[VU] Avec Superstucture, Hubert Colas signe un grand moment de théâtre
Avec Superstructure, Hubert Colas plonge le public au coeur d’un récit choral. Il l’entraîne sur les terres d’une Algérie entre utopie et réalité. Il signe une pièce immersive qui se révèle être un grand moment de théâtre. Retour.
24 février 2022, le ZEF, Marseille.
Alors que le public regagne le hall de la scène nationale de Marseille le temps d’un entracte, force est de constater que le metteur en scène Hubert Colas touche au plus juste avec Superstructure adapté du roman de Sonia Chiambretto, Gratte-ciel.
À quelques 2651 kilomètres de nous, se joue sur les terres ukrainiennes le début de l’invasion russe. Comment ne pas faire le parallèle avec cette première partie, superbement mise en scène par Hubert Colas ? Troublant forcément.
Superstructure, le réalisme au plateau
Hubert Colas plonge son public dans une Algérie en proie avec son histoire passée et son avenir à construire. Pays victime des dommages collatéraux hérités de l’Histoire, Superstructure raconte les vies de jeunes gens dans lesquelles viennent se percuter la colonisation, l’oppression, la montée de l’islamisme radical sous fond d’attentats. Tout cet imbroglio dépasse l’insouciance de leur 20 ans, mais comment vivre normalement lorsque les amalgames finissent par ternir leur image et les stoppent dans leur envie d’avenir ? Ils racontent leur Algérie, la montée de l’intégrisme qui s’installe insidieusement, sonnant la fin de la liberté. La chanson Sa jeunesse de Charles Aznavour chantée de manière chorale met alors en lumière les vrais victimes des enjeux politiques et les témoignages de la jeunesse algéroise, diffusés en fond de scène, illustrent la réalité de tous les jours.
En guise de deuxième partie, nous faisons un bond en arrière. L’action se situe au début de la guerre d’Algérie, du côté des appelés partis pour une guerre qu’ils n’ont pas souhaitée. Ils diront leur horreur d’être là, ne sachant pas trop quoi faire, mais serviront des ordres pour leur propre survie.

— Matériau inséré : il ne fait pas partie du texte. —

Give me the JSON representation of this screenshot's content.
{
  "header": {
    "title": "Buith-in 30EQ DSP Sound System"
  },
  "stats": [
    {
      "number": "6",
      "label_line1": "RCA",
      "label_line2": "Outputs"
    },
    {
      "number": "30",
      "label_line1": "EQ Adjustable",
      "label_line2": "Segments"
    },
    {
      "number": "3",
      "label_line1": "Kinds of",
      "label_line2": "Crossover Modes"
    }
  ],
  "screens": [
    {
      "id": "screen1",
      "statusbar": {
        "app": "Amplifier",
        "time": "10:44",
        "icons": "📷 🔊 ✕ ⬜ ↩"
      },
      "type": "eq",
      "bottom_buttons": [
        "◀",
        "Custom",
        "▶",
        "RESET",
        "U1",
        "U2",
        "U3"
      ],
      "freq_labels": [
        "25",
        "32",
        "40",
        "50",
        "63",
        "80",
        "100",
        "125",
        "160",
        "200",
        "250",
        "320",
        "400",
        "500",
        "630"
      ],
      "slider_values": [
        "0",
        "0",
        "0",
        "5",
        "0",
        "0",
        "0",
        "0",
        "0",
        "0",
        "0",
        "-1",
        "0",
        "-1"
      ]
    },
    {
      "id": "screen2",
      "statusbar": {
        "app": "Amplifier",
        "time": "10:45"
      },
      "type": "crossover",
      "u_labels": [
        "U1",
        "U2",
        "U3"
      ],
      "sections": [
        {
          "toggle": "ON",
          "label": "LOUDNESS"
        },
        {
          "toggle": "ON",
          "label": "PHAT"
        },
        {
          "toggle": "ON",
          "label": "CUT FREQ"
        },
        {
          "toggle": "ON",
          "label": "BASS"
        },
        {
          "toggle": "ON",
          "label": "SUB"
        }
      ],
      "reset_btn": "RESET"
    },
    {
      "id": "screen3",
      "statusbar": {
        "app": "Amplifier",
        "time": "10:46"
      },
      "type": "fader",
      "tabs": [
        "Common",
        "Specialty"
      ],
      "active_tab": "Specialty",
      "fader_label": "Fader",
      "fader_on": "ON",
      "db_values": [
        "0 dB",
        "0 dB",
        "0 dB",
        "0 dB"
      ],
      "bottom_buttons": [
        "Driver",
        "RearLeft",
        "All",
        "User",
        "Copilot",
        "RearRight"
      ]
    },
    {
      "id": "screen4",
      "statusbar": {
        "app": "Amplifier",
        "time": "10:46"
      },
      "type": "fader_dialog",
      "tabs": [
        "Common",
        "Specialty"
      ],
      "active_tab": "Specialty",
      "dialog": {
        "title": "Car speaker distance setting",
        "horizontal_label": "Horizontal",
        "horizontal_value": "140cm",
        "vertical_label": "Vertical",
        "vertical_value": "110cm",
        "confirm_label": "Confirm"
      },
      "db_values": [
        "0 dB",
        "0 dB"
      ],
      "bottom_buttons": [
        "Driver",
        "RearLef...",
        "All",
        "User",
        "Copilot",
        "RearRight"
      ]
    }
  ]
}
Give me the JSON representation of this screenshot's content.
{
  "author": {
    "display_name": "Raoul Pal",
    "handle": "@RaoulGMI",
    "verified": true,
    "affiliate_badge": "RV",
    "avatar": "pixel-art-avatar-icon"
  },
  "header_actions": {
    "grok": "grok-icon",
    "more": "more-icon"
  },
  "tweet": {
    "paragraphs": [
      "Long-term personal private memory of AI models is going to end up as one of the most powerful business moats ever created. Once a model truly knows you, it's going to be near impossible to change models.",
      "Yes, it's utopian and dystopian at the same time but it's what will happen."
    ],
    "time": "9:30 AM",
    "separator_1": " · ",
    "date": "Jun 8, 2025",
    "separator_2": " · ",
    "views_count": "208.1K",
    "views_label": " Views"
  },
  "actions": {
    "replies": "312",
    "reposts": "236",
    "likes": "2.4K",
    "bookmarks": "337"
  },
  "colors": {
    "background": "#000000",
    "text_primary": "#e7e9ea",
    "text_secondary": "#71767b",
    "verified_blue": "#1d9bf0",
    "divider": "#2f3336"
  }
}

Le parallèle entre les deux parties est troublante. La constatation n’en est que plus cuissante, car sous couvert de combats idéologiques, ce sont de jeunes gens qui se retrouvent sur la première ligne. Sacrifiés au nom de l’honneur d’une nation, ils sont jetés en patûre pour certains, oubliés pour d’autres, et doivent continuer de vivre dans un mode sans horizon certain.

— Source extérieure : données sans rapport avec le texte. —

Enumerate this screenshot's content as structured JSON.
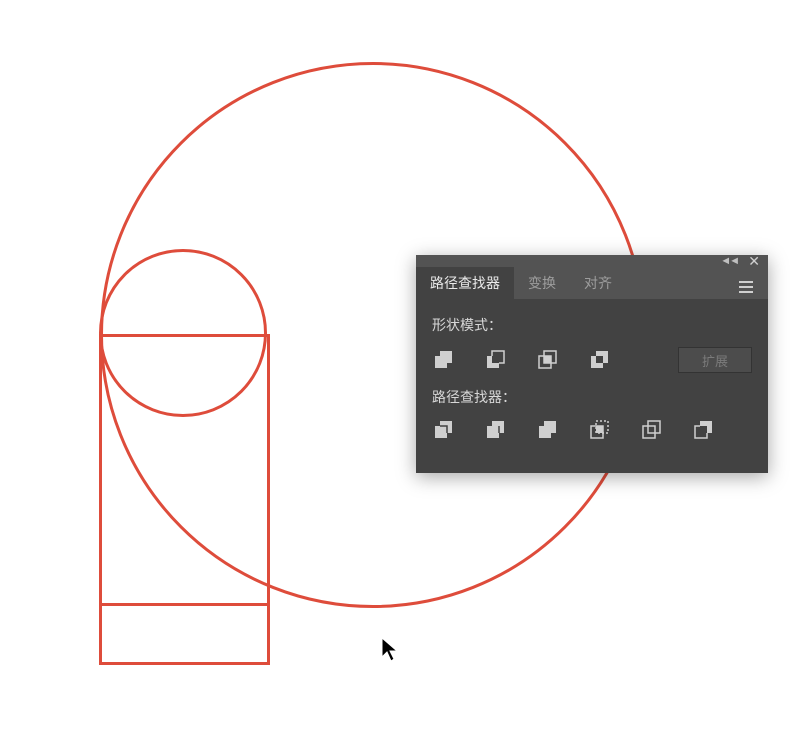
{
  "panel": {
    "tabs": [
      {
        "label": "路径查找器",
        "active": true
      },
      {
        "label": "变换",
        "active": false
      },
      {
        "label": "对齐",
        "active": false
      }
    ],
    "section_shape_modes": "形状模式：",
    "section_pathfinders": "路径查找器：",
    "expand_label": "扩展",
    "collapse_glyph": "◄◄",
    "close_glyph": "✕"
  },
  "icons": {
    "shape_modes": [
      "unite-icon",
      "minus-front-icon",
      "intersect-icon",
      "exclude-icon"
    ],
    "pathfinders": [
      "divide-icon",
      "trim-icon",
      "merge-icon",
      "crop-icon",
      "outline-icon",
      "minus-back-icon"
    ]
  },
  "shapes": {
    "stroke": "#de4c3b"
  }
}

Superstructure, une réussite totale
Superstructure est une réussite sur plusieurs plans. Esthètique tout d’abord. Le metteur en scène et scénographe Hubert Colas cueille son public dès son entrée en salle. Il l’invite à une traversée de la mer Méditerannée, pour aller vers un meilleur ailleurs peut-être. Les images projetées en fond de scène se reflètent sur un sol mouvant se dérobant au fur et à mesure de notre avancée. Tels des déplacés, le public a devant ses yeux l’immensité du bleu avant de gagner la terre ferme.
Avec pour point d’appui des images vidéos, Hubert Colas structure son espace scènique avec les éléments de la cité Obus, cité rêvée par Le Corbusier. Manipulés par les comédiens, ces élèments deviennent leur terrain de jeu quotidien, sillonant à travers les ruelles ou montant en haut d’un immeuble pour prendre de la hauteur, comme pour observer à distance ce qui se déroule sous leurs yeux.

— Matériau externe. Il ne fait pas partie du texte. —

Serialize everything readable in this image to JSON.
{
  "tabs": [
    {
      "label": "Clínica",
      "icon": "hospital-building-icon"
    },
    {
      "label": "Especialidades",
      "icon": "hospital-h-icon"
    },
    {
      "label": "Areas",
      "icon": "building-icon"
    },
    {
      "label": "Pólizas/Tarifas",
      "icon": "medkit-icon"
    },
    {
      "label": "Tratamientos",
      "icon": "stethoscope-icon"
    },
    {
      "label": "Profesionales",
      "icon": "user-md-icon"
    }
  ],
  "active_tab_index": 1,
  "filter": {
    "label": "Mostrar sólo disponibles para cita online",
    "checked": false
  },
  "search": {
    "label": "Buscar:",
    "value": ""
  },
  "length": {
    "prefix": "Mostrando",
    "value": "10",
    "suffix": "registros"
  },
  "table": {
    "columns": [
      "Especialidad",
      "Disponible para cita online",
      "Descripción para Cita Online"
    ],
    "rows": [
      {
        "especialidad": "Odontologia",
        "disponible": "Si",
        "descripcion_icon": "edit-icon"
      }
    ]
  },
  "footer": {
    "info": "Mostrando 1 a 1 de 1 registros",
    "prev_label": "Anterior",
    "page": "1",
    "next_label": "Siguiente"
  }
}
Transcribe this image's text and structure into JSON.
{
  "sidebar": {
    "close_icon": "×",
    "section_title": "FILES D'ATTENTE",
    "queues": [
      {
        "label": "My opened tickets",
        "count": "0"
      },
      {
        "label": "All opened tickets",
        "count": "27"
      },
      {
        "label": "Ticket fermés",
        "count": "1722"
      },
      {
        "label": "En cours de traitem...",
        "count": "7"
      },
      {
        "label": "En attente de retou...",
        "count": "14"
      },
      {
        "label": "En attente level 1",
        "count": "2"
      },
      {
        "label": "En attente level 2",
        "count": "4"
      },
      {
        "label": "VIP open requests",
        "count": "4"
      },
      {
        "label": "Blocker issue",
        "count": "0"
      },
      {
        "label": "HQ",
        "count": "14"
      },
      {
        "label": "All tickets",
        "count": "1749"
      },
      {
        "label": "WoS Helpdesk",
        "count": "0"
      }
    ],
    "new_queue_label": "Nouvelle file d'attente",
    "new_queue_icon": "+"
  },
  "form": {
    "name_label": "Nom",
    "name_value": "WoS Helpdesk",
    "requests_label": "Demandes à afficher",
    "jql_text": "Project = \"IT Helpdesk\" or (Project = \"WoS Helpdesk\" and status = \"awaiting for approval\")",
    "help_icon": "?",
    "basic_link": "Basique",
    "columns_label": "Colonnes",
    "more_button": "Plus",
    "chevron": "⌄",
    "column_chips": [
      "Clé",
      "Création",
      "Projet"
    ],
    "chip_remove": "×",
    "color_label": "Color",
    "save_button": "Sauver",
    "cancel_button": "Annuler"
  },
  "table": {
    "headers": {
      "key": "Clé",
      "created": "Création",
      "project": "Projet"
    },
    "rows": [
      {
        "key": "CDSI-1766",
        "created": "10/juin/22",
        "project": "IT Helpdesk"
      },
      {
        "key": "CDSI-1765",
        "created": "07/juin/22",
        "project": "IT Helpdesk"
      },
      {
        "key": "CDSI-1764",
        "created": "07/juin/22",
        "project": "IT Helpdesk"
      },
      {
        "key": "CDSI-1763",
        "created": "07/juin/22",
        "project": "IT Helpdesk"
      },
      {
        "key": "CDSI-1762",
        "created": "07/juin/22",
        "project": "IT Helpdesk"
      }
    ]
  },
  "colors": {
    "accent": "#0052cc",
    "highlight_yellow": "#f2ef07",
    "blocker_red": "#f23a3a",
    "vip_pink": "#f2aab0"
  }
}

La direction d’acteurs est à saluer. Hubert Colas fait de Superstructure un récit choral. Sofiane Bennacer, Mehmet Bozkurt, Ahmed Fattat, Isabelle Mouchard, Perle Palombe, Nastassja Tanner et Manuel Vallade, sont toutes et tous justes dans leur jeu et leur adresse au public. Ils transmettent aux générations composantes du public l’once d’espoir d’y croire encore afin de faire face au fatalisme le plus obscur.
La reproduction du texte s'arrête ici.